In simple terms: wild horses “mow the lawn, fertilize it, and reseed it,” creating thriving conditions that benefit deer, elk, rabbits, pollinators, and countless other native species.

The current management approach is not only ecologically misguided — it is fiscally corrupt in its priorities. Analyses of U.S. Forest Service budgets show that suppression costs have consumed over 50% of the agency’s budget in recent years, while hazardous fuels reduction (prevention) receives a much smaller share. This structure creates a perverse incentive: the agency is better funded and politically supported when fires burn than when they are prevented.

In effect, wildfire has been monetized, with suppression contractors and bureaucratic overhead benefiting far more than the land or the public.

At the same time, federal policy continues its aggressive campaign against America’s wild horses — the one large-bodied herbivore perfectly adapted to function effectively in these sensitive wilderness landscapes. Through helicopter roundups, long-term off-range warehousing, and aggressive chemical fertility control, the agencies have removed tens of thousands of wild horses from the very places where they could provide the greatest benefit.

My own documentation during the 2018 Klamathon Fire proved the concept in real time. Areas grazed by wild horses created natural fuel breaks that slowed the fire’s advance, protected parts of the Cascade-Siskiyou National Monument, and helped safeguard nearby communities including the college town of Ashland, Oregon. These observations validated predictions I had made on camera two months earlier in the documentary Fuel, Fire and Wild Horses.

Instead of scaling this proven, low-cost, nature-based solution, the agencies continue to treat wild horses as a problem to be eliminated rather than the ally they truly are.

The human cost of this failed management is measured in tens of thousands of premature deaths every year from toxic wildfire smoke, hundreds of billions of dollars in annual economic damage, and the irreversible degradation of our forests, watersheds, and wildlife habitat.

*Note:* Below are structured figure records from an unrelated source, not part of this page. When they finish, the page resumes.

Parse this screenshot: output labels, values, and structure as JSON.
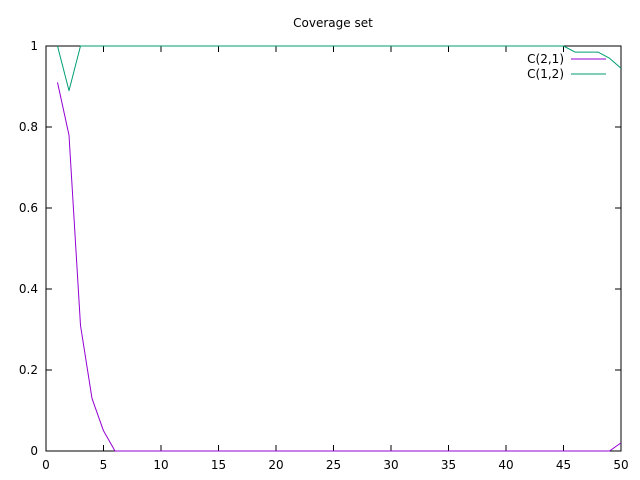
{
  "chart_data": {
    "type": "line",
    "title": "Coverage set",
    "xlabel": "",
    "ylabel": "",
    "xlim": [
      0,
      50
    ],
    "ylim": [
      0,
      1
    ],
    "xticks": [
      0,
      5,
      10,
      15,
      20,
      25,
      30,
      35,
      40,
      45,
      50
    ],
    "yticks": [
      0,
      0.2,
      0.4,
      0.6,
      0.8,
      1
    ],
    "grid": false,
    "legend_position": "top-right",
    "series": [
      {
        "name": "C(2,1)",
        "color": "#9400d3",
        "x": [
          1,
          2,
          3,
          4,
          5,
          6,
          7,
          8,
          9,
          10,
          11,
          12,
          13,
          14,
          15,
          16,
          17,
          18,
          19,
          20,
          21,
          22,
          23,
          24,
          25,
          26,
          27,
          28,
          29,
          30,
          31,
          32,
          33,
          34,
          35,
          36,
          37,
          38,
          39,
          40,
          41,
          42,
          43,
          44,
          45,
          46,
          47,
          48,
          49,
          50
        ],
        "y": [
          0.91,
          0.78,
          0.31,
          0.13,
          0.05,
          0,
          0,
          0,
          0,
          0,
          0,
          0,
          0,
          0,
          0,
          0,
          0,
          0,
          0,
          0,
          0,
          0,
          0,
          0,
          0,
          0,
          0,
          0,
          0,
          0,
          0,
          0,
          0,
          0,
          0,
          0,
          0,
          0,
          0,
          0,
          0,
          0,
          0,
          0,
          0,
          0,
          0,
          0,
          0,
          0.02
        ]
      },
      {
        "name": "C(1,2)",
        "color": "#009e73",
        "x": [
          1,
          2,
          3,
          4,
          5,
          6,
          7,
          8,
          9,
          10,
          11,
          12,
          13,
          14,
          15,
          16,
          17,
          18,
          19,
          20,
          21,
          22,
          23,
          24,
          25,
          26,
          27,
          28,
          29,
          30,
          31,
          32,
          33,
          34,
          35,
          36,
          37,
          38,
          39,
          40,
          41,
          42,
          43,
          44,
          45,
          46,
          47,
          48,
          49,
          50
        ],
        "y": [
          1,
          0.89,
          1,
          1,
          1,
          1,
          1,
          1,
          1,
          1,
          1,
          1,
          1,
          1,
          1,
          1,
          1,
          1,
          1,
          1,
          1,
          1,
          1,
          1,
          1,
          1,
          1,
          1,
          1,
          1,
          1,
          1,
          1,
          1,
          1,
          1,
          1,
          1,
          1,
          1,
          1,
          1,
          1,
          1,
          1,
          0.985,
          0.985,
          0.985,
          0.97,
          0.945
        ]
      }
    ]
  }
}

A landmark UCLA study published in the journal Science Advances found that between 2008 and 2018, wildfire smoke PM2.5 caused between 52,480 and 55,710 premature deaths in California alone — an average of roughly 5,000 premature deaths per year in just one state — with an associated economic cost of $432 billion to $456 billion.

More recent research published by the American Chemical Society in December 2025 further revealed that wildland fires emit significantly more harmful organic compounds and volatile organic compounds (VOCs) than previously estimated — increasing the toxicity profile of wildfire smoke well beyond what current models account for.

This is not the result of climate change alone. It is the predictable outcome of policies that favor special interests and suppression budgets over ecological reality and public safety.

America does not need to keep repeating Brazil’s mistake. We already have the right animal for the job — the wild horse — and the real-world evidence to support its careful rewilding in appropriate wilderness areas.

What we lack is the political courage to move beyond outdated, livestock-biased management and embrace science-based, nature-aligned solutions.

The current management of America’s public forests and wilderness areas is not merely ineffective. It is ecologically illiterate, economically wasteful, and morally indefensible.

It is long past time for a fundamental course correction.